Handig: Nicaragua is vooral tijdens het regenseizoen erg vochtig en klam. Neem katoenen sneldrogende kleding mee, met zowel lange als korte mouwen. Aan te raden zijn sneldrogende afritsbroeken, goede lage dichte schoenen, een klamboe en anti-muggengel met DEET. Een goed adres waar je terecht kunt voor je complete tropenuitrusting zijn de buitensportzaken van Carl Denig, in Amsterdam, Den Haag en Nieuwegein.

Lezen: Moon handbooks heeft recentelijk een dik boek Nicaragua uitgegeven. ISBN: 1566914817. Heel handig en boordevol wetenswaardigheden is het dunne Nederlandse boekje Nicaragua uit de landenreeks. ISBN 9068323687.

Betalen: In Nicaragua zijn de Cordoba en de Doller beide wettige betaalmiddelen. Voor € 1 krijg je ongeveer 20 cordobas. De levensstandaard en kosten van het dagelijks leven zijn beduidend lager dan in ons land. Geld van dollars naar Cordobas wisselen kan op elke hoek van de straat. Tip: neem zoveel mogelijk kleine dollarbiljetten mee. Creditcards worden op veel plekken geaccepteerd. En pinautomaten zijn inmiddels ook in veel steden te vinden.

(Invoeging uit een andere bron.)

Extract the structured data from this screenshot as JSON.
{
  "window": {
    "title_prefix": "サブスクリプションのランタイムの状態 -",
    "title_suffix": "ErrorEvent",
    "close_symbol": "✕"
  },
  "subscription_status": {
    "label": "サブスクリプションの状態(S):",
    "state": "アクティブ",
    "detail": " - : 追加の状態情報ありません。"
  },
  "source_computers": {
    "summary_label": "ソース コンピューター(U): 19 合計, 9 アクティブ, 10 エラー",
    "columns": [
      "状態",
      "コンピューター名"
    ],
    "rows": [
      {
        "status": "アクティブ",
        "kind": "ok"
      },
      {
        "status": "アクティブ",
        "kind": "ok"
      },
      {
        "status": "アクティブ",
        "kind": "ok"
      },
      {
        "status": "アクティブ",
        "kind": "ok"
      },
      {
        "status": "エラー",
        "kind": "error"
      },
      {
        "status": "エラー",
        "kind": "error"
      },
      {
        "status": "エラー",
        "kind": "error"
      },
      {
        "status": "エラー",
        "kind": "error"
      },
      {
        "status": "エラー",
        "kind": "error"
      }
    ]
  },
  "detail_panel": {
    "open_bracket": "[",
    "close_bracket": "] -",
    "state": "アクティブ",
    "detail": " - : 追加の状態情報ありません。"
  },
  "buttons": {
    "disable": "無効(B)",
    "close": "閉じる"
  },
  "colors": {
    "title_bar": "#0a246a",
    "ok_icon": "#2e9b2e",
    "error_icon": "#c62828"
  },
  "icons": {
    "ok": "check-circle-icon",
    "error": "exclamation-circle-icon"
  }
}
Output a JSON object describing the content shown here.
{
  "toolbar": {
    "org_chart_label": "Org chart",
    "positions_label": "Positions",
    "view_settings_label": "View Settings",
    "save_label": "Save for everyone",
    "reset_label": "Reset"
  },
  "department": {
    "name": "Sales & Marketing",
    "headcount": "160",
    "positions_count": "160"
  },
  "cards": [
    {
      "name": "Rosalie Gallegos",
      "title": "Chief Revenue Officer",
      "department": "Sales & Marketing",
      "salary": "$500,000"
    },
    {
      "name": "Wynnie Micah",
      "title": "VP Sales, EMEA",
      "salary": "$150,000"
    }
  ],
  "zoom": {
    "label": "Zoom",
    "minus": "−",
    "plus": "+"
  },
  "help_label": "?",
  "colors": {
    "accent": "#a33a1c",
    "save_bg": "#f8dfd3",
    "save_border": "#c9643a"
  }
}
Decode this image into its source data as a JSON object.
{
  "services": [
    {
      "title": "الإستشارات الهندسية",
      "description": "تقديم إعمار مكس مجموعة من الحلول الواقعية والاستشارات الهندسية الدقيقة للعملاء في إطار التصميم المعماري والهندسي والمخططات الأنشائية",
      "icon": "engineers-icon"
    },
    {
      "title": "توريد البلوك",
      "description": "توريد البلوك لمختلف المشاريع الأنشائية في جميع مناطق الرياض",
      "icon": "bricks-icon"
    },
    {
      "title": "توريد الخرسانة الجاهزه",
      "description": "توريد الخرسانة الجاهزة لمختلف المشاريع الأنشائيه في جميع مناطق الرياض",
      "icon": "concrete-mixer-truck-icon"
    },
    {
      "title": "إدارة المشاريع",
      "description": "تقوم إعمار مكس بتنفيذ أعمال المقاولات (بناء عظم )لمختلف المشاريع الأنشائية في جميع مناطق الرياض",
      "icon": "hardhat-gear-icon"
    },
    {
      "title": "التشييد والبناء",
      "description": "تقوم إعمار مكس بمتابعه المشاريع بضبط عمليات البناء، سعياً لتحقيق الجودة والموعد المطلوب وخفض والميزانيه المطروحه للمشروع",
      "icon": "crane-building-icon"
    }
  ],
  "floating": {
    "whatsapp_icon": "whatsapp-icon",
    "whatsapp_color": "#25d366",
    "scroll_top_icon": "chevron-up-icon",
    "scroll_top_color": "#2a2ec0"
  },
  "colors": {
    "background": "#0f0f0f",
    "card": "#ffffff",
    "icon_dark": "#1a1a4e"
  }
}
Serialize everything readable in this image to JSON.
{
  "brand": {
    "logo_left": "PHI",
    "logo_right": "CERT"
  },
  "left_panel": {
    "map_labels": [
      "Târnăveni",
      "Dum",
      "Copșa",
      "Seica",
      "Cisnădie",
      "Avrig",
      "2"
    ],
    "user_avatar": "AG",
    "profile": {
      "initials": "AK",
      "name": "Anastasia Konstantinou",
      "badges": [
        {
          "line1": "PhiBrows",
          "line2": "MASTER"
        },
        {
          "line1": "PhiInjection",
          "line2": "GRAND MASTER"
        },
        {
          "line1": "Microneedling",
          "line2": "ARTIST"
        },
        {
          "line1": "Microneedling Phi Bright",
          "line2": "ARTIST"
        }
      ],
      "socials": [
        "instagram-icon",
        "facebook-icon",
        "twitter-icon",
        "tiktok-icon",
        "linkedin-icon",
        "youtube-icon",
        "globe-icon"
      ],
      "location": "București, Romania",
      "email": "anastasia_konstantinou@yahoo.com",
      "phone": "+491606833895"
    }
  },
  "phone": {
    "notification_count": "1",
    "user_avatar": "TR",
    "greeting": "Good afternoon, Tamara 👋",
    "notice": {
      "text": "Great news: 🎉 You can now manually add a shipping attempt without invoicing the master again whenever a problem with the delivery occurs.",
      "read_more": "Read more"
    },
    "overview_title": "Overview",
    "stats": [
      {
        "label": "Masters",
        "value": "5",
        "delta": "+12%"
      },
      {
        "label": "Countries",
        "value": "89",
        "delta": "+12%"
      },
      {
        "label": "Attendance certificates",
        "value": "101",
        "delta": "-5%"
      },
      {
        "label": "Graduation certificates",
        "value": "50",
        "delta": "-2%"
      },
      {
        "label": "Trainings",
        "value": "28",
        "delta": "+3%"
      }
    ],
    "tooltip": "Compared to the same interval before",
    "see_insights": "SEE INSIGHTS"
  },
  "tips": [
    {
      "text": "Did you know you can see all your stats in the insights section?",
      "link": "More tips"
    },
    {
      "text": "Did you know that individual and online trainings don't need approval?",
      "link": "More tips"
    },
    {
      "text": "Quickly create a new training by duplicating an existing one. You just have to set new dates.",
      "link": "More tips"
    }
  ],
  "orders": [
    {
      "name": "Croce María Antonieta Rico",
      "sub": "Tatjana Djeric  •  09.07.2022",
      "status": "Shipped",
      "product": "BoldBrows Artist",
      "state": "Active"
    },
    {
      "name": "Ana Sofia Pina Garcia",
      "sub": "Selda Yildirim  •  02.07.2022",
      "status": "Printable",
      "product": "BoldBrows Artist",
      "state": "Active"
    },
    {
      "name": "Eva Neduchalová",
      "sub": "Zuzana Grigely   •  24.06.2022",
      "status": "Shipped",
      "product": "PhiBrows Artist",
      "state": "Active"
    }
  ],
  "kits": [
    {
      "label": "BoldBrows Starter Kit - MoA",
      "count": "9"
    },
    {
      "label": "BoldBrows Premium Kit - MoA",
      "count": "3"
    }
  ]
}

Terplekke tourorganisator:
Voor individuele en groepsreizen kun je heel goed terecht bij Tierra Tour. Een Nederlandse jongeman runt met zijn Nicaraguaanse vrouw dit avontuurlijke bedrijfje vanuit Granada. www.tierratour.com

Overnachten:
Granada
Restaurant/hotel El Club. De mooi gedecoreerde kamers met airco liggen tussen de € 40 en € 50. Tel: 5524245, www.elclub-nicaragua.com
Hotel Casona de los Estrada, drie sterren, ligt in het hart van de stad en heeft aangename kamers met airco en douche: € 75 / € 90, inclusief ontbijt. Tel. 5527393, fax 5527395 of e-mail gensa@munditel.com.ni Dit emailadres is beveiligd tegen spambots, u heeft javascript nodig om het te kunnen bekijken , www.casonalosestrada.com

Pearl Lagoon
Het eerste en beste hotel/ restaurant Casa Blanca wordt gerund door de Deen Svend en zijn Nica vrouw Dell. Haar garnalenschotels zijn uitmuntend! De zeven kamers zijn van prima kwaliteit en uitgerust met lekkere matrassen. De ventilatoren zijn geen overbodige luxe. Internet is hier mogelijk. Kamers inclusief vers fruit ontbijt kosten € 15. Tel. 5720508.
E-mail: casa_blanca_lp@yahoo.com Dit emailadres is beveiligd tegen spambots, u heeft javascript nodig om het te kunnen bekijken

Ometepe
Het vulkanisch eiland heeft een hele reeks aan onderkomens. Net voorbij het plaatsje Balgùe ligt La Finca Magdalena, een soort koffieplantage/lodge. Hiervandaan kun je de Maderas vulkaan beklimmen. Een paar honderd meter achter het onderkomen zijn pre-Columbiaanse petroglieven, in steen gekerfde beelden. In het dorpje Santa Domingo ligt Villa Paraiso, een drukbezocht en fraai opgezet onderkomen.